CASE 557.—Recruit William Diller, (colored;) admitted from Lincoln hospital October 27, 1864. Gastrodynia. [This man appears on the register of the Augur hospital, near Alexandria, Virginia, admitted October 8th—remittent fever—sent to general hospital October 17th; and on the register of the Lincoln hospital, Washington, D. C., admitted October 18th—diarrhœa—sent to general hospital October 27th.] He complained of dyspeptic symptoms, especially of pain and swelling in the stomach; but his appetite was good, and he did not seem to be very sick.
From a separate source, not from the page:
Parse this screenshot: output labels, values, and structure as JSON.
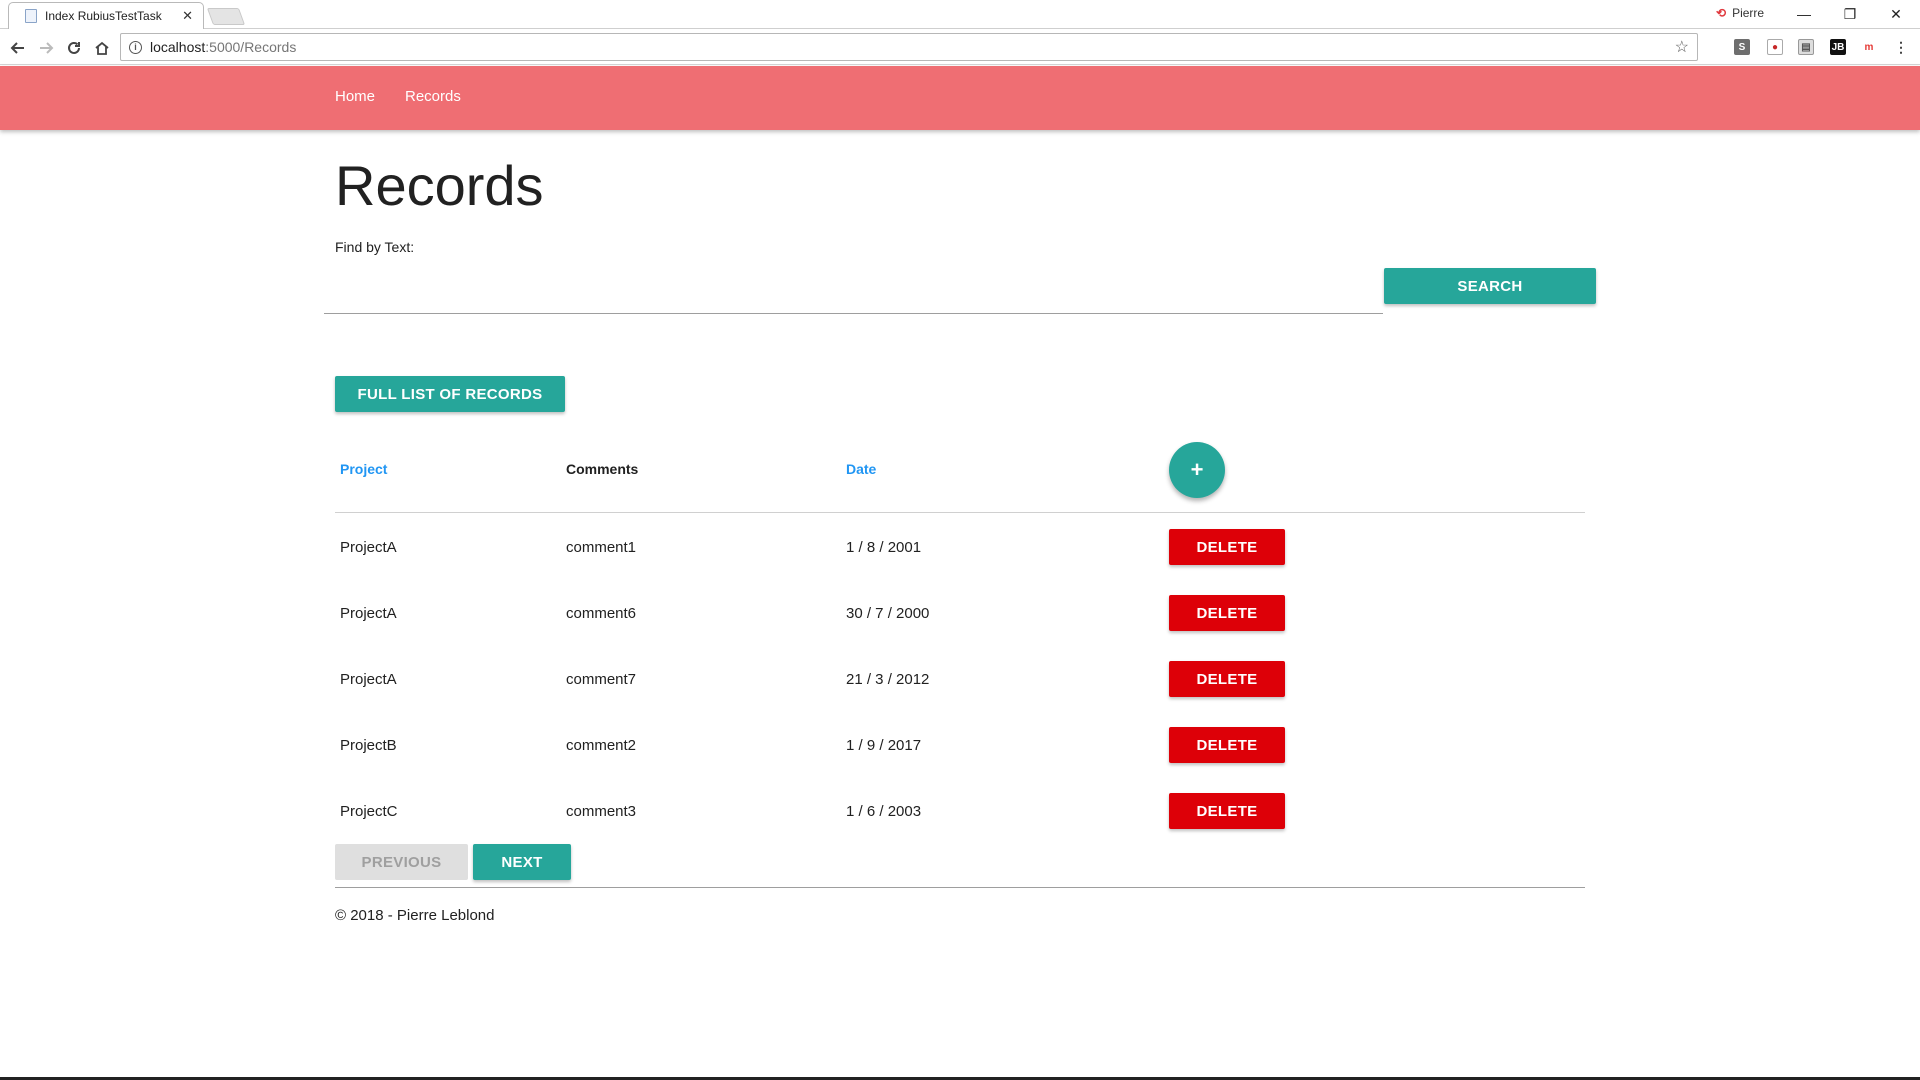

Occasionally he had slight attacks of diarrhœa, which were easily controlled by astringents, until about November 20th, when severe diarrhœa set in, which did not yield to treatment. There was some abdominal tenderness, but it was not thought that he was dangerously ill until a few hours before death. Died, December 15th. Autopsy: The ileum and large intestine were extensively ulcerated, and there were a number of perforations. [The record does not state whether in the small intestine or the large.] There was an extensive deposit of tubercle in the mesentery. The intestines were firmly adherent to each other and to the abdominal parietes.—Acting Assistant Surgeon Freeman Stoddard.